The raise of expectations with Prime Minister Hawke’s promise was met by a subsequent betrayal. But the call for Treaty is still in the souls of many and is seen as the only way to righting some of the many wrongs.
“This song was written after Bob Hawke, in his famous response to the Barunga Statement, said there would be a Treaty between Indigenous Australians and the Australian Government by 1990,” once said the late Dr Yunupingu.
The Aboriginal Treaty Committee, chaired by Nugget Coombs, was set up in 1979 and ran until 1983. Its aim was to promote the idea of a Treaty amongst non-Indigenous Australians. “We call for a Treaty with Australia, between Australians (and Aboriginal peoples),” Aboriginal Treaty Committee, advertisement, National Times, August 25, 1979.
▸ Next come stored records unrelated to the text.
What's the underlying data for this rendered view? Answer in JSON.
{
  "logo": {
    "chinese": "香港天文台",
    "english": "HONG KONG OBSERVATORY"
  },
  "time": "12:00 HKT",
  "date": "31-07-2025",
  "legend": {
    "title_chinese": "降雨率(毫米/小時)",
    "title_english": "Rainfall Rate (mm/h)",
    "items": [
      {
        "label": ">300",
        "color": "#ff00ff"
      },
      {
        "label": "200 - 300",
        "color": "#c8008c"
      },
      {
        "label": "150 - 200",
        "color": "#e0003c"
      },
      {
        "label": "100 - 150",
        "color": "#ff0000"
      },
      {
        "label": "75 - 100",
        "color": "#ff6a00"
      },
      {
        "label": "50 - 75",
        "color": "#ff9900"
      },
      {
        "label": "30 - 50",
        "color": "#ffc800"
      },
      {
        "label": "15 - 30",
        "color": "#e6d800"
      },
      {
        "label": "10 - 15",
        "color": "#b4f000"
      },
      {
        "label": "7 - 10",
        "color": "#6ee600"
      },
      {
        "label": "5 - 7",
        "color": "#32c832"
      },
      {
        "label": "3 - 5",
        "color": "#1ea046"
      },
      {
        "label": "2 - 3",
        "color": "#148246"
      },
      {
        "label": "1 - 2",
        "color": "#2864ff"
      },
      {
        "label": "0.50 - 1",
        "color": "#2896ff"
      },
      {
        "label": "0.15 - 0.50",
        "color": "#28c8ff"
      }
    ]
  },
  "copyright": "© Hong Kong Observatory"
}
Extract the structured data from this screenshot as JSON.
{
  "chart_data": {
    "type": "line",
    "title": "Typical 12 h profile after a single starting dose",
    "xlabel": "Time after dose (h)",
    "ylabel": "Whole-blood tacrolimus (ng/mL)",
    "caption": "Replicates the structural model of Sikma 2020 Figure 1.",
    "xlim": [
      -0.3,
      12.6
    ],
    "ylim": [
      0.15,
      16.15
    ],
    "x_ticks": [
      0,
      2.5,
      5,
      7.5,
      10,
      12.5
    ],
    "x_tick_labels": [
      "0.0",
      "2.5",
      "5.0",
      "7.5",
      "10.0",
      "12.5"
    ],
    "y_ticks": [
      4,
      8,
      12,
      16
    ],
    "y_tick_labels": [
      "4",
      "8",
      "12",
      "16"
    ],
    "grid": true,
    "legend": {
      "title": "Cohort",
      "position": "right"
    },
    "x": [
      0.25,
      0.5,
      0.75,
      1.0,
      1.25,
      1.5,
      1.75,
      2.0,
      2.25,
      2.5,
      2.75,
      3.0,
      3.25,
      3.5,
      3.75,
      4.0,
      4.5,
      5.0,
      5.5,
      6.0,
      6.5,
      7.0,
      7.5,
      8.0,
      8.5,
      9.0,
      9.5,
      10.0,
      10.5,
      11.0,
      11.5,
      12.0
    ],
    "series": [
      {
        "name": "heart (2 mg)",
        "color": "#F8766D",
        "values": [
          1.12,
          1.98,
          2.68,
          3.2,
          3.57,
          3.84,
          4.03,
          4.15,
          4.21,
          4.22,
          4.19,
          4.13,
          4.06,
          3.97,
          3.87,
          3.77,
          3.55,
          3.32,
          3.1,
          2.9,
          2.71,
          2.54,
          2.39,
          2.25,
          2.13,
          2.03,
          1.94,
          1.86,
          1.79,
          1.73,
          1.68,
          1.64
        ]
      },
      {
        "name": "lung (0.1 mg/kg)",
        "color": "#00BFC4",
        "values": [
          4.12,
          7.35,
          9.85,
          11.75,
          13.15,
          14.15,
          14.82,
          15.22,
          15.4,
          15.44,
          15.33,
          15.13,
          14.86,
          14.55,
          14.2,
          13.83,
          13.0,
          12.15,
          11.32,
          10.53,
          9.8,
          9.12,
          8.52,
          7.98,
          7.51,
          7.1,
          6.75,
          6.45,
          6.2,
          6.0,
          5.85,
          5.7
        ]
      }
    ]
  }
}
South Australian Kaurna Elder, Lynette Crocker said that Treaty is not just possible but “a must-do”.
“We can bring on Treaty, it goes to the heart and soul of our people. We cannot settle for anything less,” said Ms Crocker.
Ms Crocker said the opportunity for the call for Treaty is being pushed by many influential peoples. Ms Crocker has spent a lifetime pursing a Treaty for her peoples even having confronted Prime Minister Julia Gillard during one of South Australia’s annual Proclamation Day events. On that December 28 day, 2009 acting Prime Minister Gillard responded, “There will be no Treaty – there will be no bits of paper.”
Ms Crocker said she had been shocked by the response and surprised “by the manner of her response.”
“There were 300 people there on that day, and us Aboriginal peoples present were shocked that a Prime Minister would consider a Treaty or a Bill of Rights as ‘just paper’, that Aboriginal rights do not amount to much more than that, not even worth bits of paper.”
“But we are worth the ink and we will get our Bill of Rights because till this happens then we cannot move forward in the ways we must.”
The call for Treaty has been reinforced by John Pilger’s popular documentary, UTOPIA, where he closes the morose look into Australia’s historical and contemporary secrets with a call for Treaty – and he suggests that anything less is no solution for the myriad ills and inequalities Aboriginal and Torres Strait Islander peoples still endure.
“Unlike the USA, Canada and New Zealand, no Treaty was ever negotiated between the lawful owners of Australia and those who took their land,” said Mr Pilger.
“International law is clear (that) there has to be Treaty.”
“If the Australian political establishment believes it can continue to look the other way and deny the First Australians their basic rights they are seriously mistaken.”
In Western Australia, with the nation’s highest incarceration rates of Aboriginal males, indeed the world’s worst jailing statistic of Aboriginal peoples, it was less than a couple of years ago that the Aboriginal Legal Services CEO Dennis Eggington said, “(Treaty), that’s the way other countries have done it, and I don’t know why Australia procrastinates any longer.”
The call for Treaty was espoused similarly so by the majority of people we surveyed from around Australia. “Treaty, it will take away some of the pain, it will fix many things, it will save lives, it will help everyone,” Barker Ryder, Katherine, Northern Territory.
“We descendants of the original inhabitants of Aboriginal Australia are entitled to demand Treaty. Yothu Yindi sang about Treaty, let us make it a reality,” Coralie Cassady, Townsville, Queensland.